The hacker knew online as Haxta4ok00 now had access to a ton of sensitive information. The Co-Founder of HackerOne, Joberty Abma confirmed the hacker was able to access sensitive and private information. He also stated that the attack rated high on the Common Vulnerability Scoring System .
More often than not, it is the smallest details that matter the most when it comes to security. In this case, the hacker was in communication with a HackerOne analyst. The analyst made the simple mistake of cutting and pasting a URL. That URL contained the HackerOne employee’s cookie list. haxta4ok00 hacked the URL giving him access to the company website. Enabling him to view important documents in the same way an employee would, without having to log in.
When the breach was discovered and reported, the cookie session was ended. Meaning that unauthorized access to the site would no longer be possible.
To prevent any further security breaches HackerOne implemented session restrictions for employees. This meant that all sessions would now only be accessible by using the IP address where they originated.
An investigation launched by HackerOne determined that haxta4ok00’s hack was not intended as a malicious attack on the company. Haxta4ok00 also deleted all data and information obtained during the incident. If haxta4ok00 had malicious intent the consequences could have been catastrophic. Haxta4ok00 would have had access to large companies’ security vulnerabilities. Including those of the U.S. Department of Defense.
HackerOne reported that many sensitive documents were exposed. But, access was restricted to mirror the access that the HackerOne Security Analyst had, which did not consist of the companies entire customer database.

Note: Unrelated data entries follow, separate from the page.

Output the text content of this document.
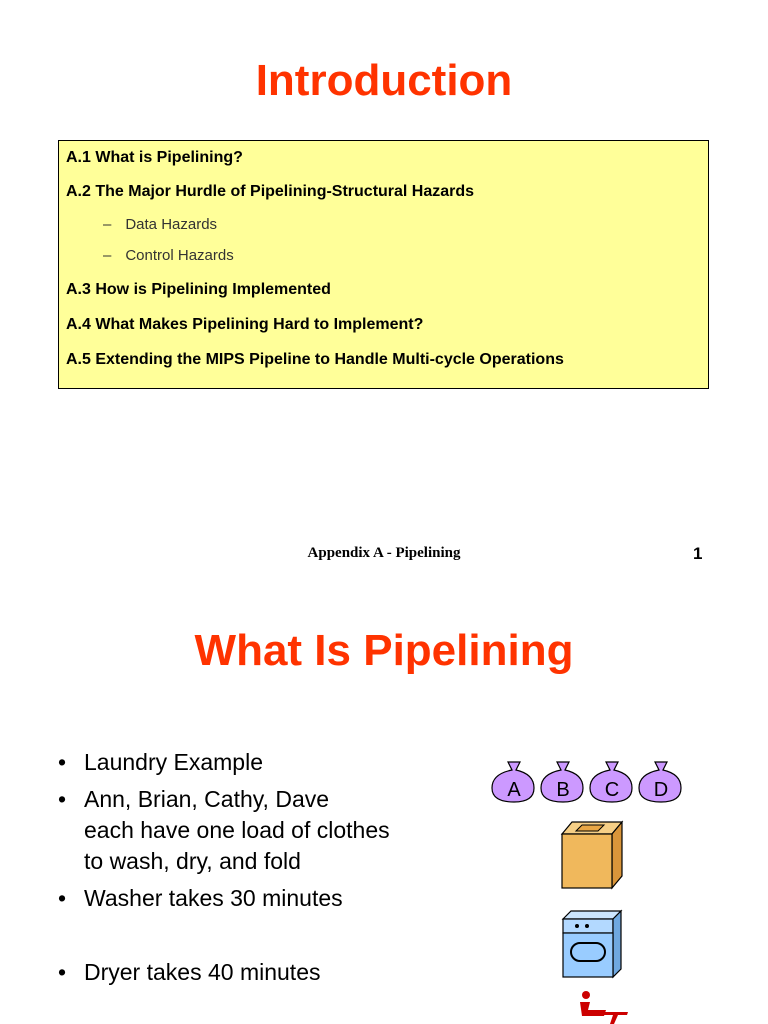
Introduction
A.1 What is Pipelining?
A.2 The Major Hurdle of Pipelining-Structural Hazards
– Data Hazards
– Control Hazards
A.3 How is Pipelining Implemented
A.4 What Makes Pipelining Hard to Implement?
A.5 Extending the MIPS Pipeline to Handle Multi-cycle Operations
Appendix A - Pipelining	1
What Is Pipelining
• Laundry Example
• Ann, Brian, Cathy, Dave
each have one load of clothes
to wash, dry, and fold
• Washer takes 30 minutes
• Dryer takes 40 minutes
A B C D
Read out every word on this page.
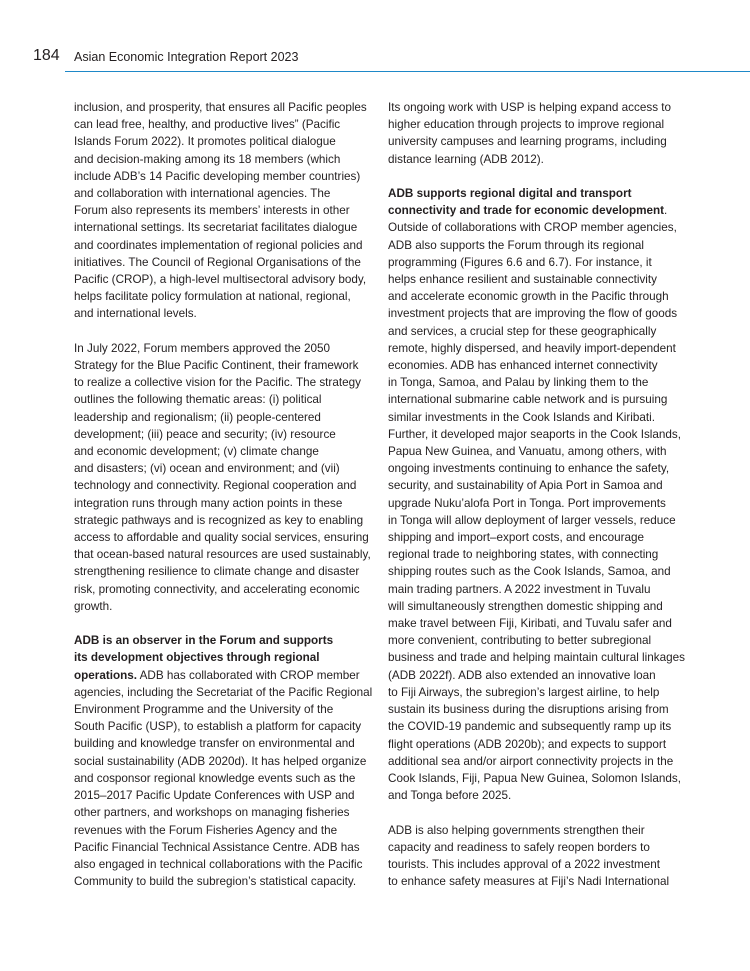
184 Asian Economic Integration Report 2023

inclusion, and prosperity, that ensures all Pacific peoples
can lead free, healthy, and productive lives” (Pacific
Islands Forum 2022). It promotes political dialogue
and decision-making among its 18 members (which
include ADB’s 14 Pacific developing member countries)
and collaboration with international agencies. The
Forum also represents its members’ interests in other
international settings. Its secretariat facilitates dialogue
and coordinates implementation of regional policies and
initiatives. The Council of Regional Organisations of the
Pacific (CROP), a high-level multisectoral advisory body,
helps facilitate policy formulation at national, regional,
and international levels.

In July 2022, Forum members approved the 2050
Strategy for the Blue Pacific Continent, their framework
to realize a collective vision for the Pacific. The strategy
outlines the following thematic areas: (i) political
leadership and regionalism; (ii) people-centered
development; (iii) peace and security; (iv) resource
and economic development; (v) climate change
and disasters; (vi) ocean and environment; and (vii)
technology and connectivity. Regional cooperation and
integration runs through many action points in these
strategic pathways and is recognized as key to enabling
access to affordable and quality social services, ensuring
that ocean-based natural resources are used sustainably,
strengthening resilience to climate change and disaster
risk, promoting connectivity, and accelerating economic
growth.

ADB is an observer in the Forum and supports
its development objectives through regional
operations. ADB has collaborated with CROP member
agencies, including the Secretariat of the Pacific Regional
Environment Programme and the University of the
South Pacific (USP), to establish a platform for capacity
building and knowledge transfer on environmental and
social sustainability (ADB 2020d). It has helped organize
and cosponsor regional knowledge events such as the
2015–2017 Pacific Update Conferences with USP and
other partners, and workshops on managing fisheries
revenues with the Forum Fisheries Agency and the
Pacific Financial Technical Assistance Centre. ADB has
also engaged in technical collaborations with the Pacific
Community to build the subregion’s statistical capacity.

Its ongoing work with USP is helping expand access to
higher education through projects to improve regional
university campuses and learning programs, including
distance learning (ADB 2012).

ADB supports regional digital and transport
connectivity and trade for economic development.
Outside of collaborations with CROP member agencies,
ADB also supports the Forum through its regional
programming (Figures 6.6 and 6.7). For instance, it
helps enhance resilient and sustainable connectivity
and accelerate economic growth in the Pacific through
investment projects that are improving the flow of goods
and services, a crucial step for these geographically
remote, highly dispersed, and heavily import-dependent
economies. ADB has enhanced internet connectivity
in Tonga, Samoa, and Palau by linking them to the
international submarine cable network and is pursuing
similar investments in the Cook Islands and Kiribati.
Further, it developed major seaports in the Cook Islands,
Papua New Guinea, and Vanuatu, among others, with
ongoing investments continuing to enhance the safety,
security, and sustainability of Apia Port in Samoa and
upgrade Nuku’alofa Port in Tonga. Port improvements
in Tonga will allow deployment of larger vessels, reduce
shipping and import–export costs, and encourage
regional trade to neighboring states, with connecting
shipping routes such as the Cook Islands, Samoa, and
main trading partners. A 2022 investment in Tuvalu
will simultaneously strengthen domestic shipping and
make travel between Fiji, Kiribati, and Tuvalu safer and
more convenient, contributing to better subregional
business and trade and helping maintain cultural linkages
(ADB 2022f). ADB also extended an innovative loan
to Fiji Airways, the subregion’s largest airline, to help
sustain its business during the disruptions arising from
the COVID-19 pandemic and subsequently ramp up its
flight operations (ADB 2020b); and expects to support
additional sea and/or airport connectivity projects in the
Cook Islands, Fiji, Papua New Guinea, Solomon Islands,
and Tonga before 2025.

ADB is also helping governments strengthen their
capacity and readiness to safely reopen borders to
tourists. This includes approval of a 2022 investment
to enhance safety measures at Fiji’s Nadi International
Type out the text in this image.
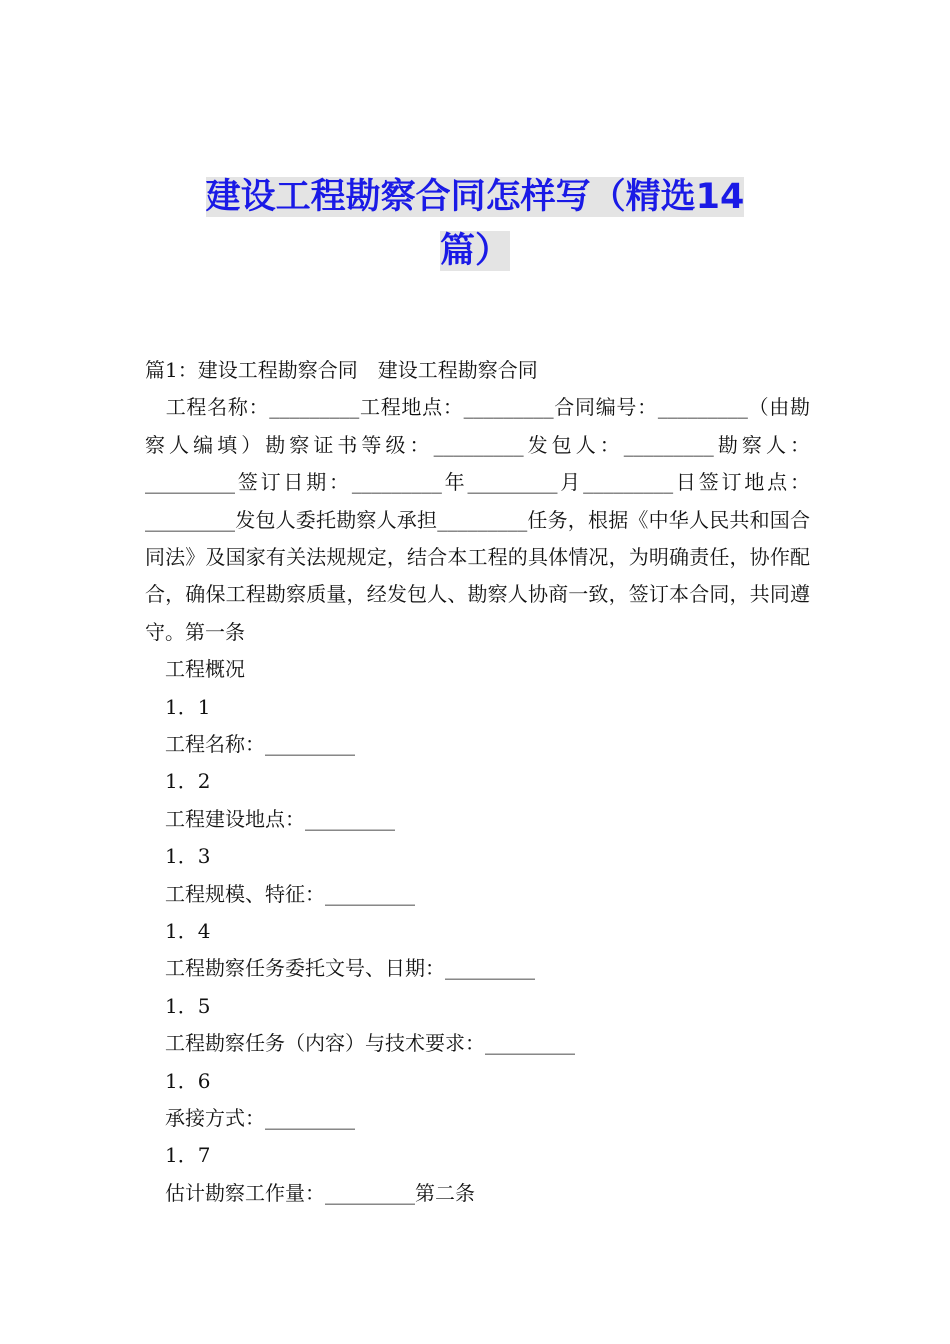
建设工程勘察合同怎样写（精选14
篇）
篇1：建设工程勘察合同　建设工程勘察合同
　工程名称：_________工程地点：_________合同编号：_________（由勘察人编填）勘察证书等级：_________发包人：_________勘察人：_________签订日期：_________年_________月_________日签订地点：_________发包人委托勘察人承担_________任务，根据《中华人民共和国合同法》及国家有关法规规定，结合本工程的具体情况，为明确责任，协作配合，确保工程勘察质量，经发包人、勘察人协商一致，签订本合同，共同遵守。第一条
工程概况
1．1
工程名称：_________
1．2
工程建设地点：_________
1．3
工程规模、特征：_________
1．4
工程勘察任务委托文号、日期：_________
1．5
工程勘察任务（内容）与技术要求：_________
1．6
承接方式：_________
1．7
估计勘察工作量：_________第二条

Craig Young who works as a senior security
researcher at Tripwire. Stated that this type of incident is a reminder of the
risks involved with working with services that need reports of vulnerability.
Any website that holds confidential and valuable data is a prime target for hackers. They also spark the interest of criminal actors and intelligence agencies. The CEO of ImmuniWeb, Ilia Kolochenko, stated that he was surprised that these security measures were not implemented sooner.
Making it more difficult for the likes of Haxta4ok00 to hack into the system. Ilia Kolochenko did praise HackerOne for their quick response. He also acknowledged the transparent disclosure of the incident. Reminding us that Human error Often poses the most threat to security.